The number of positive COVID tests sits at 9.21%, and the seven day test positivity rate in the state is nearly the highest it has ever been, which indicates community transmission is widespread.
While all four of the largest boroughs of Anchorage, Matanuska-Susitna, Fairbanks North Star and Kenai Peninsula are experiencing very high levels of community transmission, other areas of the state are as well.
“While the intensity of COVID-19 transmission varies substantially between communities off the road system, COVID-19 cases are regularly reported from nearly all boroughs and census areas and some communities are experiencing extremely widespread transmission,” the report states.
Statewide, 64.8% of all Alaskans aged 12 and older are vaccinated, a figure which includes people with at least one dose of a two dose vaccine series.

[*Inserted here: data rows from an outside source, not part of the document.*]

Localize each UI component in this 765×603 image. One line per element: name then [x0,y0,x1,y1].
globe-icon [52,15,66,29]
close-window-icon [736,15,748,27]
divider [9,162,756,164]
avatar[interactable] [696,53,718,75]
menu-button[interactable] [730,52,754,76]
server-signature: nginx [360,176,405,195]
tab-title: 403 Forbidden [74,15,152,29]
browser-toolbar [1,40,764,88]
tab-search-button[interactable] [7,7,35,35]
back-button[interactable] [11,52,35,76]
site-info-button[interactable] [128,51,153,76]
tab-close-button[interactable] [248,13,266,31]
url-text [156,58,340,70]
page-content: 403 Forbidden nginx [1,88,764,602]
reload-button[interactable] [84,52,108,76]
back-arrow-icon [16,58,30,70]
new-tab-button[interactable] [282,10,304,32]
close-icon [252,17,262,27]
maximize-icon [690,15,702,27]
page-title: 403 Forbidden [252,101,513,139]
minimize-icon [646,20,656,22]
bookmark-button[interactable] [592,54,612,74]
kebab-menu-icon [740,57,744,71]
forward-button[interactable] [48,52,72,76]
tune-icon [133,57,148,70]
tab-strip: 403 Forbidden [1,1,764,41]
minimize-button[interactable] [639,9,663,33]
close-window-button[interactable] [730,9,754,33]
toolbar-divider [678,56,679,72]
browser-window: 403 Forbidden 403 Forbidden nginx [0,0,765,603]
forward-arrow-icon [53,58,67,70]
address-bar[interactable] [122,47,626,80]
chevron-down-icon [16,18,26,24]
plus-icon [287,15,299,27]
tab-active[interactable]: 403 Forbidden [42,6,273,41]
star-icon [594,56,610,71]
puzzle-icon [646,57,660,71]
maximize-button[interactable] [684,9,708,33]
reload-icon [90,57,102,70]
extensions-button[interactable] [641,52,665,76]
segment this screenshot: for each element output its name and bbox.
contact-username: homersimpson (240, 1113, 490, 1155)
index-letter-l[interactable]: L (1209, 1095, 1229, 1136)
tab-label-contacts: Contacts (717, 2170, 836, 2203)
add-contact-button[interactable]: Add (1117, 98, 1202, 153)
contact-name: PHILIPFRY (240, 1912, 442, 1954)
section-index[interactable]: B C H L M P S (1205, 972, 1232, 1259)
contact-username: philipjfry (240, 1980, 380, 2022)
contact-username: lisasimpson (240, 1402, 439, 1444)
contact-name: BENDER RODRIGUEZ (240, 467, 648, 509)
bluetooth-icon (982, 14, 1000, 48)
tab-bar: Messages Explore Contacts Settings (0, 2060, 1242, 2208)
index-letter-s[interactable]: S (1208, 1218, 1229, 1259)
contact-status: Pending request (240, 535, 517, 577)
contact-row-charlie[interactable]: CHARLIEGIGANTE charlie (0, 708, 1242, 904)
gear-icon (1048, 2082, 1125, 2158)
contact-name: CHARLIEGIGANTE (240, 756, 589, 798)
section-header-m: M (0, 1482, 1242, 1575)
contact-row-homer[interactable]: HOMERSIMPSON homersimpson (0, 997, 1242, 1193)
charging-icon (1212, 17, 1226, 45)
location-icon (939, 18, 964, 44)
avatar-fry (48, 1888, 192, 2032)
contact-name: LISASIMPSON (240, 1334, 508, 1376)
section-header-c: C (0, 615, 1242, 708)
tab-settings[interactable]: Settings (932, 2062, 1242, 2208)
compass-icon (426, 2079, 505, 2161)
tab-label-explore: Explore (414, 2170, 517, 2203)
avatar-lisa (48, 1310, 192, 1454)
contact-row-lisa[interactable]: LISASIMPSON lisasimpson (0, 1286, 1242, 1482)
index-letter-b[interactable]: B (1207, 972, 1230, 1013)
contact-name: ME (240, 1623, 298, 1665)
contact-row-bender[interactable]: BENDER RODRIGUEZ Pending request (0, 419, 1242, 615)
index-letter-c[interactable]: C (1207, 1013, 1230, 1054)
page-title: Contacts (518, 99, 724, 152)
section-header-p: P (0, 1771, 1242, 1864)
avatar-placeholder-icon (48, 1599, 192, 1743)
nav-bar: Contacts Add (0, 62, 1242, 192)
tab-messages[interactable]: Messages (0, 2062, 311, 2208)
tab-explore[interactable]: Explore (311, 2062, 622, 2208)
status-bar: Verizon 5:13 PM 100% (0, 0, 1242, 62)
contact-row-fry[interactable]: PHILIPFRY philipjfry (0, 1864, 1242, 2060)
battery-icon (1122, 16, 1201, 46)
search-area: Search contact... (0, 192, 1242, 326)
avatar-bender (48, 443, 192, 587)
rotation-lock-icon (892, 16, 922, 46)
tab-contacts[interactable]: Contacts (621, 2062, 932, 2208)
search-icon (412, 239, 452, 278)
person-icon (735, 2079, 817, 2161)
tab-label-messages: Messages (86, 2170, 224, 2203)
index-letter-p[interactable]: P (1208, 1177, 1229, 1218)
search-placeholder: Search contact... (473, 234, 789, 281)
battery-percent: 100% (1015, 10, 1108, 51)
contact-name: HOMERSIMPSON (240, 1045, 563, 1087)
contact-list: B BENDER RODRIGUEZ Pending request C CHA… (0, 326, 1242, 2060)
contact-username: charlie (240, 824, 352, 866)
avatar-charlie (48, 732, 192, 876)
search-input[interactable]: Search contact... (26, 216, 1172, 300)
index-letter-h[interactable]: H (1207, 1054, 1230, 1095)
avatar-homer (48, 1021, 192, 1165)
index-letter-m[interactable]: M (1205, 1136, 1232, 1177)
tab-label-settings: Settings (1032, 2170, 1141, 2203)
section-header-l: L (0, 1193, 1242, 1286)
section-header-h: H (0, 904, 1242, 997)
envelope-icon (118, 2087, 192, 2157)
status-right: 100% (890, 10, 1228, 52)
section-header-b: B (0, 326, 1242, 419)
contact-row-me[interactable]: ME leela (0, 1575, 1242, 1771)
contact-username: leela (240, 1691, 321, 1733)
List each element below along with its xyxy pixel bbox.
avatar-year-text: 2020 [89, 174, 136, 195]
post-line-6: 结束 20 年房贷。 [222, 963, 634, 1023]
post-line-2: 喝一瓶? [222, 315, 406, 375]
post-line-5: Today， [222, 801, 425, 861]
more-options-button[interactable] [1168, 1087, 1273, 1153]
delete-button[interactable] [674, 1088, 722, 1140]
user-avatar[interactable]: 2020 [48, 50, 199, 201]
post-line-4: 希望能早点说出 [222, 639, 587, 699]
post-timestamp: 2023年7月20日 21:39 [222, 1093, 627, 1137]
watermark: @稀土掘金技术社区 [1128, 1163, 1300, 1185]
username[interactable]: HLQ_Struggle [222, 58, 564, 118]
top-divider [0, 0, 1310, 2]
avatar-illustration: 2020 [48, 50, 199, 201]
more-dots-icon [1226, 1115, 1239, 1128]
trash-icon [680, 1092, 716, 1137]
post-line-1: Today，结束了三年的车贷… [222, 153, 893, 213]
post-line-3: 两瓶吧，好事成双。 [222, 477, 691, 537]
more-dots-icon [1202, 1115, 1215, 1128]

The state is continuing to urge people to get vaccinated, wear masks when in indoor public spaces, avoid roads and seek testing if showing symptoms.
Vaccination rates vary widely by borough. Bristol Bay plus Lake and Peninsula has a vaccination rate of 93.6%, followed by Aleutians East Borough with 89.9% and Skagway Municipality with 87.9%. The Southeast Fairbanks Census Area had the lowest rate of vaccination with 39.4%.
Statewide, there was an increase of 73 hospitalizations reported, for a total of 2,709 and nearly a quarter of hospitalized patients had COVID.
In early October, the Department of Health and Social Services activated its crisis standards of care for multiple health care facilities due to a shortage of resources within some hospitals. These shortages included a limited staff and difficulty transferring patients due to limited bed availability, as well as shortages of supplies like oxygen.